The S.C. Commission on Prosecution Coordination, which provides funding to solicitors in the state’s 16 judicial circuits, would lose $500,000 in federal stimulus dollars and another $1 million in extra state tax collection revenue if the Senate on Tuesday sustains two of Sanford’s vetoes.

Bilton told The Nerve last week that the $1.5 million is designated as per-capita money for prosecutors and their support staffs statewide.  The Legislature approved about $8.7 million in general funds for the agency for the 2010-11 fiscal year, which starts July 1, down about $1.6 million, or 15 percent, from the ratified budget at the start of this fiscal year.

Bilton said the requested $1.5 million doesn’t make up for the loss over the past several years of more than $3 million to prosecute first-offense criminal domestic violence and driving-under-the-influence cases in magistrate courts, or nearly $2.3 million that was cut for victims’ assistance programs statewide. He also said prosecutors will have to deal with a sentencing reform bill passed by the Legislature this year.

“It’s not a one-legged stool,” Bilton said. “We need to fund the prosecutors and the defense while we’re funding the judiciary.”

The Legislature agreed to give the S.C. Judicial Department, which doesn’t provide money to prosecutors, a 50-percent general fund budget hike for next fiscal year after a separate bill that would have doubled or tripled some court fees died.

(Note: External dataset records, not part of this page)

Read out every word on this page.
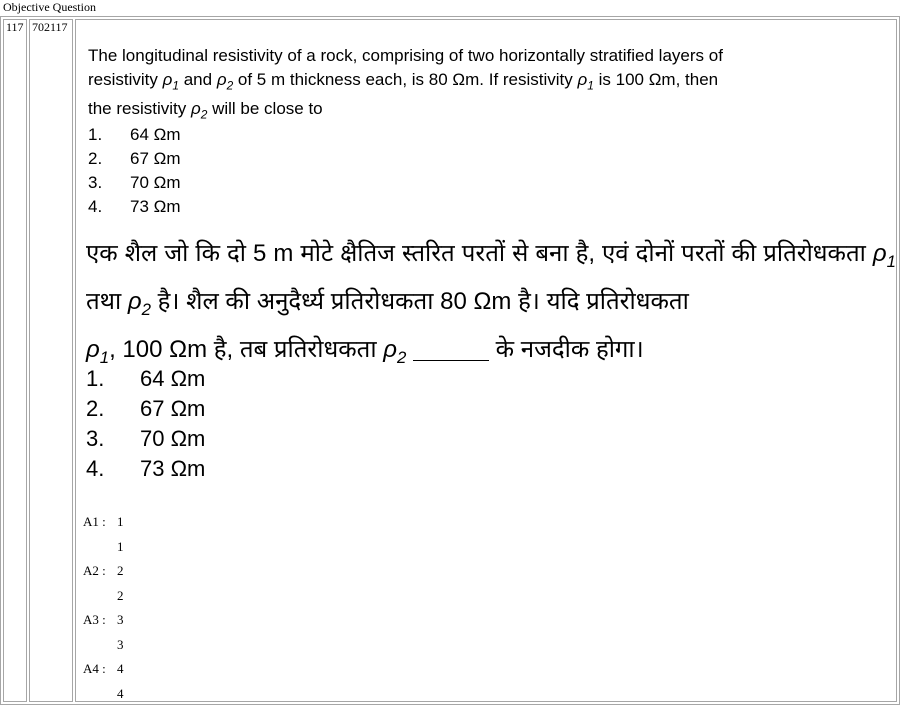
Objective Question
117	702117	
The longitudinal resistivity of a rock, comprising of two horizontally stratified layers of resistivity $\rho_1$ and $\rho_2$ of 5 m thickness each, is 80 Ωm. If resistivity $\rho_1$ is 100 Ωm, then the resistivity $\rho_2$ will be close to
1.	64 Ωm
2.	67 Ωm
3.	70 Ωm
4.	73 Ωm
एक शैल जो कि दो 5 m मोटे क्षैतिज स्तरित परतों से बना है, एवं दोनों परतों की प्रतिरोधकता $\rho_1$ तथा $\rho_2$ है। शैल की अनुदैर्ध्य प्रतिरोधकता 80 Ωm है। यदि प्रतिरोधकता
$\rho_1$, 100 Ωm है, तब प्रतिरोधकता $\rho_2$	के नजदीक होगा।
1.	64 Ωm
2.	67 Ωm
3.	70 Ωm
4.	73 Ωm
A1 : 1
1
A2 : 2
2
A3 : 3
3
A4 : 4
4
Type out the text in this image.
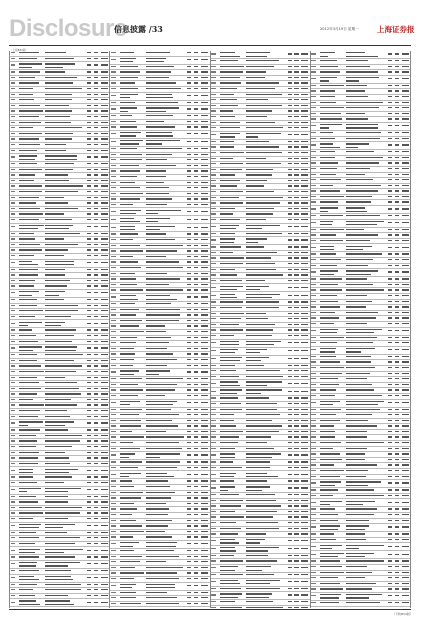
Disclosure
信息披露 /33	2012年3月19日 星期一 上海证券报
（上接B32版）
（下转B34版）
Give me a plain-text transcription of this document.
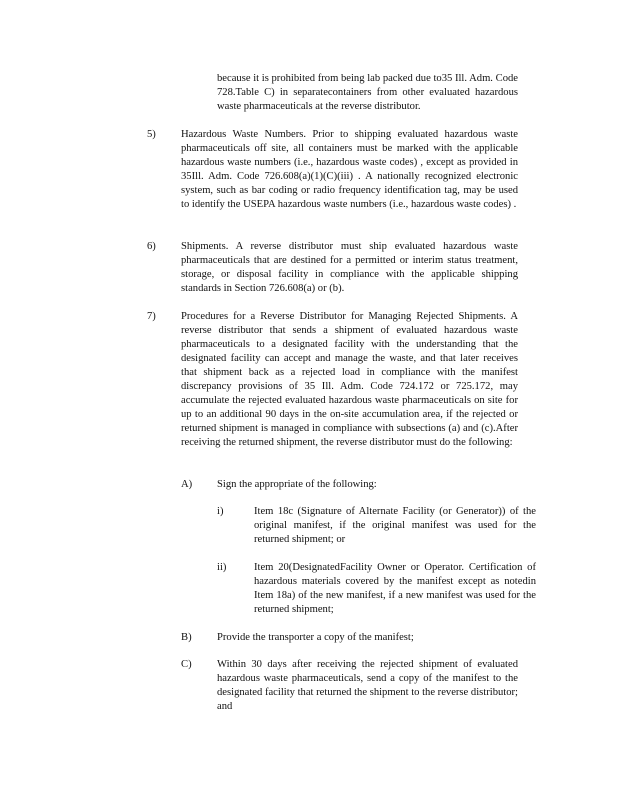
because it is prohibited from being lab packed due to35 Ill. Adm. Code 728.Table C) in separatecontainers from other evaluated hazardous waste pharmaceuticals at the reverse distributor.

5) Hazardous Waste Numbers. Prior to shipping evaluated hazardous waste pharmaceuticals off site, all containers must be marked with the applicable hazardous waste numbers (i.e., hazardous waste codes) , except as provided in 35Ill. Adm. Code 726.608(a)(1)(C)(iii) . A nationally recognized electronic system, such as bar coding or radio frequency identification tag, may be used to identify the USEPA hazardous waste numbers (i.e., hazardous waste codes) .

6) Shipments. A reverse distributor must ship evaluated hazardous waste pharmaceuticals that are destined for a permitted or interim status treatment, storage, or disposal facility in compliance with the applicable shipping standards in Section 726.608(a) or (b).

7) Procedures for a Reverse Distributor for Managing Rejected Shipments. A reverse distributor that sends a shipment of evaluated hazardous waste pharmaceuticals to a designated facility with the understanding that the designated facility can accept and manage the waste, and that later receives that shipment back as a rejected load in compliance with the manifest discrepancy provisions of 35 Ill. Adm. Code 724.172 or 725.172, may accumulate the rejected evaluated hazardous waste pharmaceuticals on site for up to an additional 90 days in the on-site accumulation area, if the rejected or returned shipment is managed in compliance with subsections (a) and (c).After receiving the returned shipment, the reverse distributor must do the following:

A) Sign the appropriate of the following:

i)	Item 18c (Signature of Alternate Facility (or Generator)) of the original manifest, if the original manifest was used for the returned shipment; or

ii)	Item 20(DesignatedFacility Owner or Operator. Certification of hazardous materials covered by the manifest except as notedin Item 18a) of the new manifest, if a new manifest was used for the returned shipment;

B) Provide the transporter a copy of the manifest;

C) Within 30 days after receiving the rejected shipment of evaluated hazardous waste pharmaceuticals, send a copy of the manifest to the designated facility that returned the shipment to the reverse distributor; and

Besides the prosecution commission, the S.C. Commission on Indigent Defense, which supports public defender offices statewide, also saw non-recurring funding vetoed by Sanford. Commission Executive Director Patton Adams told The Nerve last week that if the Senate sustains two of Sanford’s vetoes, his agency will lose $1.7 million in per-capita funding for public defender offices.

The agency’s general fund budget for 2010-11, as approved by the Legislature, is about $8.5 million, down about $1.9 million, or 18 percent, from this fiscal year’s ratified budget.

“If the distribution is reduced, it would result in a loss of about 20 percent of our public defender work force,” Adams said, noting there are about 200 public defenders statewide, and that roughly 80 percent of all circuit court criminal cases involve indigent defendants. “That represents about 15,000 cases that will be further delayed in the system.”

S.C. Department of Education spokesman Jim Foster gave an even more dire warning for his agency if the Senate sustains a veto of $900,000 from the department’s transportation budget.  Those funds would come from extra tax dollars collected by the Department of Revenue.

In a written response last week to The Nerve, Foster said that even if the veto is overridden, state lawmakers didn’t appropriate enough money to “keep school buses running through the next school year unless diesel fuel ends up being much cheaper than we project.”

“If we should lose the $900,000, we will run out of operating money even sooner next spring, “ Foster said. “When that happens, we anticipate going to the General Assembly and asking for one of two things: an emergency appropriation or permission to run a deficit.”

The Senate on Tuesday also will be asked to override a veto that would cut $662,000 from the department’s Career and Technology Education (CATE) program.  Foster said that line item is for new textbooks and computer software for 90,000 students at career and technology centers statewide.

“These are classes like web design and computer programming, which should rightly feature cutting-edge instructional materials,” Foster said. “But some of the textbooks and computer software the kids are using now date from the late 1990s, and that’s a problem. Can a student really master computer programming when his computer has Word 97 installed?”